Have you ever worked hard at something? Really hard? Like staying up all night hard? Like every weekend for months hard? Like swimming against the current hard? Like ultra marathon hard? Like drowning in a sea, struggling to breathe, hard?
And instead of the result you thought would pay off. Instead of the victory. Instead of the healing. Instead of the restored relationship. Instead of a beautiful baby in your arms, you got nowhere. Na dah. Zilch. Nothing.
It happens. More often than we’d like.
It happened to a guy named Peter. Peter was a fisherman by trade and worked hard at his job. Sometimes he worked all night catching fish and all morning mending nets.
One such day, Peter sat on the shore of the Sea of Galilee mending nets because he had been fishing on the lake all night. Doubly exhausting and disappointing he’d caught nothing and broken his nets in the process.
Jesus happened on the scene and chose Peter’s neck of the woods to preach a few sermons to a growing crowd. The multitude was so large and pressing that Jesus asked Peter if He might be able to preach from his boat. Peter agreed so Jesus got in the boat and taught the people.
When Jesus finished speaking He said, “Now go out where it is deeper, and let down your nets to catch some fish.” (Luke 5:4)
Peter smiled the kind of smile you give to someone when you can’t get the wifi to work and they say something like, “Have you tried turning it off and on?”

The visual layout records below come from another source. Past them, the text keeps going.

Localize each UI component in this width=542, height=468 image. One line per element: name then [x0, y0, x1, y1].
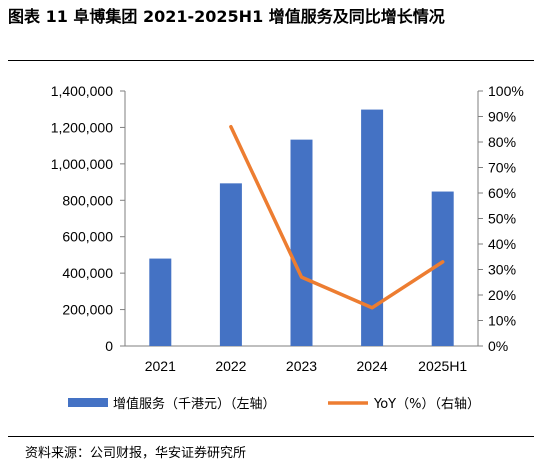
x-tick-label: 2022	[215, 358, 246, 374]
right-tick-label: 50%	[488, 211, 516, 227]
source-note: 资料来源：公司财报，华安证券研究所	[25, 446, 247, 461]
legend-bar-swatch	[68, 398, 108, 407]
right-tick-label: 90%	[488, 109, 516, 125]
yoy-point	[371, 307, 373, 309]
left-tick-label: 800,000	[62, 192, 113, 208]
x-tick-label: 2023	[286, 358, 317, 374]
yoy-point	[230, 126, 232, 128]
left-tick-label: 1,200,000	[51, 119, 113, 135]
bar	[361, 109, 384, 346]
left-tick-label: 400,000	[62, 265, 113, 281]
left-tick-label: 0	[105, 338, 113, 354]
x-tick-label: 2024	[357, 358, 388, 374]
left-tick-label: 600,000	[62, 229, 113, 245]
yoy-point	[301, 276, 302, 278]
right-tick-label: 20%	[488, 287, 516, 303]
yoy-line	[229, 124, 445, 310]
left-tick-label: 1,000,000	[51, 156, 113, 172]
left-tick-label: 1,400,000	[51, 83, 113, 99]
right-axis: 0% 10% 20% 30% 40% 50% 60% 70% 80% 90% 100%	[477, 83, 524, 354]
bar	[219, 183, 242, 346]
right-tick-label: 0%	[488, 338, 508, 354]
legend-line-label: YoY（%）（右轴）	[373, 397, 480, 412]
left-axis: 0 200,000 400,000 600,000 800,000 1,000,000 1,…	[51, 83, 126, 354]
right-tick-label: 40%	[488, 236, 516, 252]
bottom-rule	[8, 436, 534, 437]
right-tick-label: 10%	[488, 313, 516, 329]
right-tick-label: 60%	[488, 185, 516, 201]
legend: 增值服务（千港元）（左轴） YoY（%）（右轴）	[68, 396, 480, 412]
x-axis: 2021 2022 2023 2024 2025H1	[125, 345, 478, 374]
left-tick-label: 200,000	[62, 302, 113, 318]
yoy-point	[442, 261, 444, 263]
right-tick-label: 100%	[488, 83, 524, 99]
legend-bar-label: 增值服务（千港元）（左轴）	[113, 396, 276, 412]
right-tick-label: 30%	[488, 262, 516, 278]
chart: 0 200,000 400,000 600,000 800,000 1,000,000 1,…	[51, 83, 524, 412]
bar-series	[149, 109, 454, 346]
right-tick-label: 80%	[488, 134, 516, 150]
top-rule	[8, 60, 534, 61]
bar	[149, 258, 172, 346]
right-tick-label: 70%	[488, 160, 516, 176]
bar	[290, 139, 313, 346]
yoy-series	[229, 124, 445, 310]
x-tick-label: 2021	[145, 358, 176, 374]
x-tick-label: 2025H1	[418, 358, 467, 374]
figure-title: 图表 11 阜博集团 2021-2025H1 增值服务及同比增长情况	[8, 7, 445, 26]
bar	[431, 191, 454, 346]
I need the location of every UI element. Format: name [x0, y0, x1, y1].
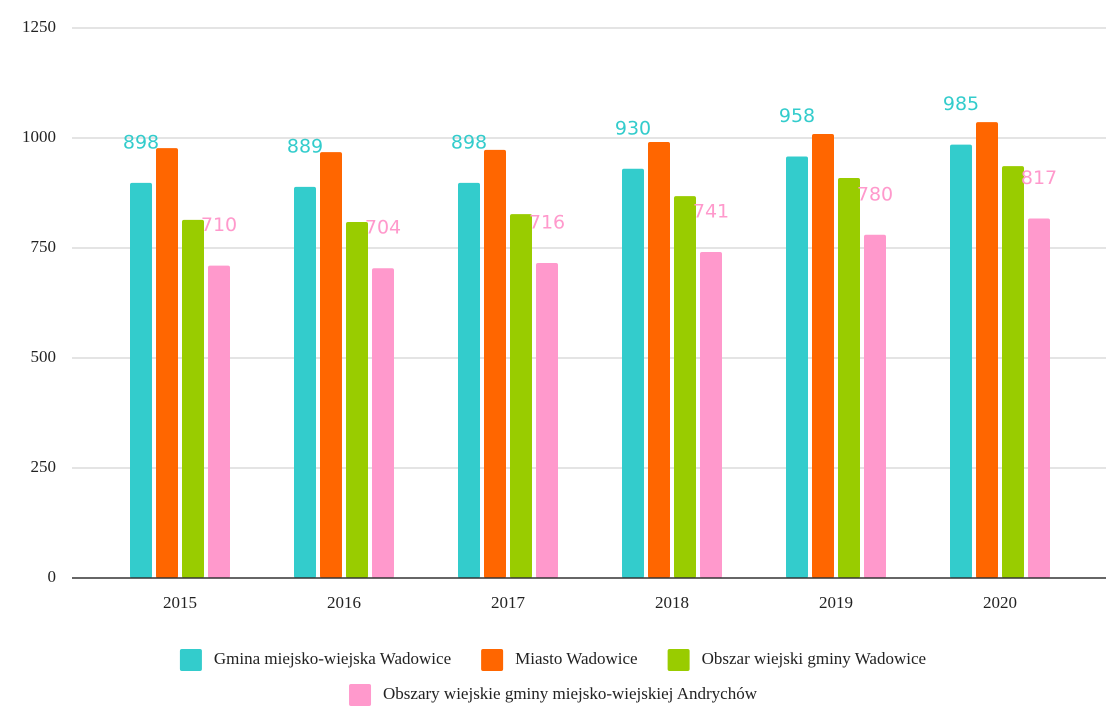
legend-swatch [349, 684, 372, 706]
x-tick-label: 2018 [655, 593, 689, 612]
legend-label: Miasto Wadowice [515, 649, 638, 668]
legend-label: Obszary wiejskie gminy miejsko-wiejskiej… [383, 684, 758, 703]
bar [484, 149, 506, 578]
bar [864, 234, 886, 579]
y-tick-label: 500 [31, 347, 57, 366]
legend-label: Gmina miejsko-wiejska Wadowice [214, 649, 451, 668]
data-label: 930 [615, 117, 651, 139]
bar [510, 214, 532, 578]
bar [458, 182, 480, 578]
bar [674, 196, 696, 578]
bar [156, 148, 178, 578]
data-label: 716 [529, 211, 565, 233]
data-label: 898 [123, 131, 159, 153]
data-label: 780 [857, 183, 893, 205]
bar [372, 268, 394, 578]
y-tick-label: 250 [31, 457, 57, 476]
bar [838, 178, 860, 579]
bar [786, 156, 808, 579]
x-tick-label: 2020 [983, 593, 1017, 612]
x-tick-label: 2016 [327, 593, 361, 612]
y-tick-label: 1250 [22, 17, 56, 36]
y-tick-label: 750 [31, 237, 57, 256]
bar [648, 141, 670, 578]
data-label: 817 [1021, 167, 1057, 189]
data-label: 958 [779, 105, 815, 127]
data-label: 710 [201, 214, 237, 236]
bar [1002, 166, 1024, 578]
x-tick-label: 2017 [491, 593, 526, 612]
bar [320, 152, 342, 578]
bar [812, 134, 834, 579]
bar [182, 219, 204, 578]
x-tick-label: 2019 [819, 593, 853, 612]
x-tick-label: 2015 [163, 593, 197, 612]
data-label: 741 [693, 200, 729, 222]
data-label: 889 [287, 135, 323, 157]
y-tick-label: 1000 [22, 127, 56, 146]
bar [208, 265, 230, 578]
bar [950, 144, 972, 578]
y-tick-label: 0 [48, 567, 57, 586]
legend-swatch [667, 649, 690, 671]
legend-swatch [179, 649, 202, 671]
bar [536, 262, 558, 578]
bar [130, 182, 152, 578]
bar [622, 168, 644, 579]
bar [346, 222, 368, 579]
legend-swatch [481, 649, 504, 671]
bar [976, 122, 998, 578]
bar [700, 251, 722, 578]
data-label: 704 [365, 217, 401, 239]
data-label: 985 [943, 93, 979, 115]
bar [1028, 218, 1050, 578]
bar [294, 186, 316, 578]
legend-label: Obszar wiejski gminy Wadowice [702, 649, 926, 668]
data-label: 898 [451, 131, 487, 153]
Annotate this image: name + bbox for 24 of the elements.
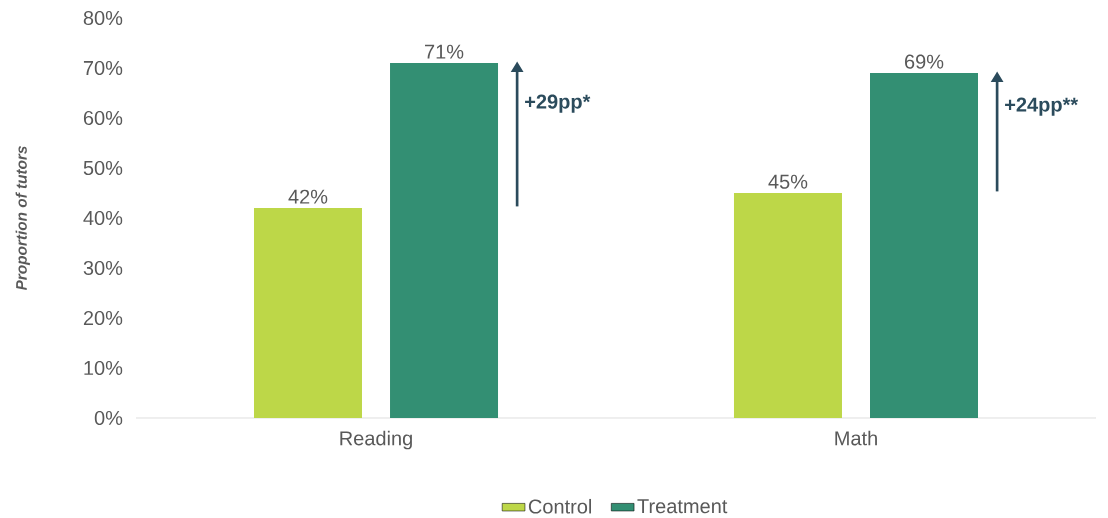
y-tick-label: 0%: [94, 410, 123, 426]
legend-label: Control: [528, 498, 592, 514]
data-label: 71%: [425, 44, 464, 59]
bar: [733, 193, 842, 418]
data-label: 45%: [768, 174, 808, 189]
bar: [253, 207, 362, 418]
y-tick-label: 20%: [83, 310, 123, 326]
y-tick-label: 60%: [83, 110, 123, 126]
y-axis-title: Proportion of tutors: [15, 146, 30, 291]
data-label: 42%: [288, 189, 328, 204]
annotation: +24pp**: [1005, 97, 1079, 116]
y-tick-label: 70%: [83, 60, 123, 76]
y-tick-label: 80%: [83, 10, 123, 26]
x-tick-label: Reading: [340, 430, 412, 450]
y-tick-label: 50%: [83, 160, 123, 176]
data-label: 69%: [905, 54, 944, 69]
y-tick-label: 40%: [83, 210, 123, 226]
bar: [870, 72, 979, 418]
annotation: +29pp*: [525, 94, 591, 113]
legend-label: Treatment: [637, 499, 728, 514]
x-tick-label: Math: [835, 430, 877, 446]
bar: [390, 63, 499, 418]
y-tick-label: 10%: [84, 360, 123, 376]
y-tick-label: 30%: [83, 260, 123, 276]
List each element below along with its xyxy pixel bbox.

Because Peter felt it. He was frustrated. He’d worked hard and done everything you can imagine to do. He had turned it off and on, unplugged it from the wall and plugged it back in, pressed every button, held down buttons in all kinds of combinations, yelled at the router, thrown the router against the wall, waited on hold just to talk to someone in India who had no idea what to do…
He’d been nice. Real nice. He’d baked cakes and given gifts. He’d expressed genuine compliments and interest. And the co-worker still hated him.
We’ve read books. Been to counselling. Committed to communicating without yelling. Yet our marriage is still broken.
I could go on but hopefully you get the picture – you see the mirror in Peter’s pain and your own.
Peter let Jesus know just how he felt:
“Master,” Simon replied, “we worked hard all last night and didn’t catch a thing.”
But then he said something interesting:
“But if you say so, I’ll let the nets down again.” (Luke 5:5)
Sometimes giving up makes sense. Peter fished all night. If the fish weren’t there at night, they certainly wouldn’t be during the day.
Sometimes giving up might be the logical thing to do. I receive emails from a guy who in the last year has written two emails to his list of aspiring authors and writers telling them if they aren’t making money out of their craft it is time to give up and move on because they don’t have what it takes. (I know, why am I on his email list? Don’t worry, I’ve changed that.)
Reason says count your losses and move on. Friends say, he’s no good for you, there are more fish in the sea. Your doctor says live with the illness. Your accountant says file for bankruptcy.
Jesus says launch into the deep just one more time.
Am I advocating reckless actions? No. But if Jesus says to give it another try, give it another try. If Jesus says your marriage isn’t over, it isn’t over. If Jesus says your house will sell, it will sell. If Jesus says to persevere, persevere.
Because if Jesus gives the word, not only will you catch fish, but He will exceed your expectations. Peter caught more fish than his boat could handle (Luke 5:6). All because he heard and obeyed Jesus’ voice.
I don’t know your story, but God does. And I believe He has used me to tell you, “I know you’ve worked hard and given it everything. Trust Me. Launch into the deep. Don’t feel overwhelmed. You aren’t out of your depth. Get ready for a miracle.”
Listen to Jesus. Go deeper, just one more time.